The problem with chuunibyou-focused comedies, at least as I see it, is how easily they allow writers to embrace their laziest comedic instincts. “A character does something unusual, and others extravagantly react” is generally understood to be a fairly simplistic form of humor, and yet chuunibyou-focused shows return to that gag structure again and again. Additionally, the exact popular tropes of chuunibyou are at this point established enough that even beyond their structural similarities, many of these shows feature literally the exact same jokes – the joke about containing their power, the joke about their eyepatch, the joke about their “dark familiar” (both KyoAni’s production and this one feature a dog named Cerberus), etc.

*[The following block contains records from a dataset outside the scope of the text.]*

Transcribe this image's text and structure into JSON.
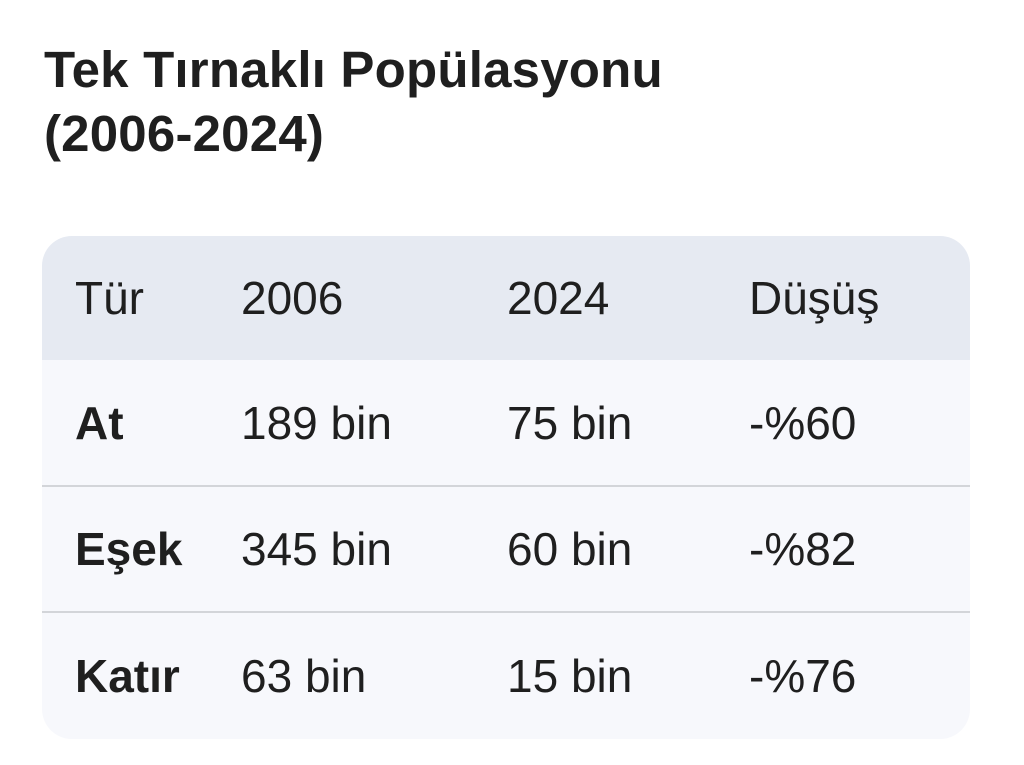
{
  "title": {
    "line1": "Tek Tırnaklı Popülasyonu",
    "line2": "(2006-2024)"
  },
  "table": {
    "headers": [
      "Tür",
      "2006",
      "2024",
      "Düşüş"
    ],
    "rows": [
      [
        "At",
        "189 bin",
        "75 bin",
        "-%60"
      ],
      [
        "Eşek",
        "345 bin",
        "60 bin",
        "-%82"
      ],
      [
        "Katır",
        "63 bin",
        "15 bin",
        "-%76"
      ]
    ]
  },
  "colors": {
    "header_bg": "#e6eaf2",
    "body_bg": "#f7f8fc",
    "divider": "#d3d5d9",
    "text": "#1f1f1f"
  }
}
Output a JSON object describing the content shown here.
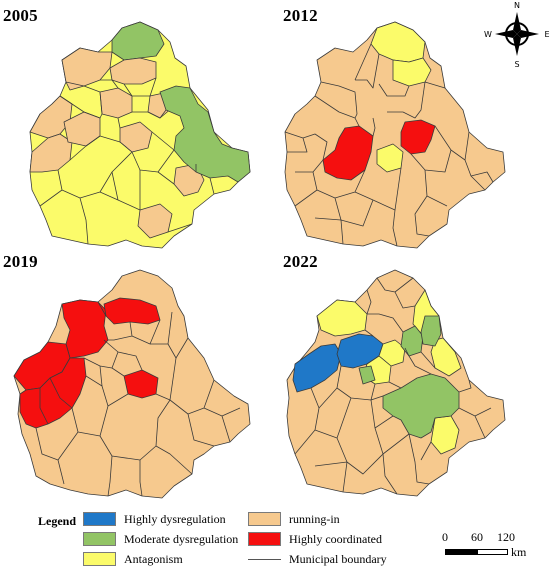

To be a chuunibyou-focused show and also a genuinely good comedy, then, requires going beyond simply pointing out the abnormality of some character’s behavior. You can’t just have the joke be “their behavior is unusual,” you have to set up actual gags and punchlines that go beyond merely reacting to their actions. A Destructive God is thus at its best when it embraces the contrasting personalities of its three leads, or illustrates the unique strangeness of its non-chuunibyou characters. The reveal of Tsukimiya’s “study methods,” wherein he learned about the amino acids by framing their reactions as a skeevy doujinshi, was a particularly inspired gag – and the episode’s ending, where all three characters were able to energetically bounce off each other, demonstrated their friendship might have some emotional pull as well.
On the whole, though, Destructive God suffers from an unfortunately low strike ratio on its jokes. When you couple that with its middling aesthetics and strong resemblance to other chuunibyou- focused shows, you end up with a production that I’d recommend for fans of this particular trend, but qualify as a pass for anyone else.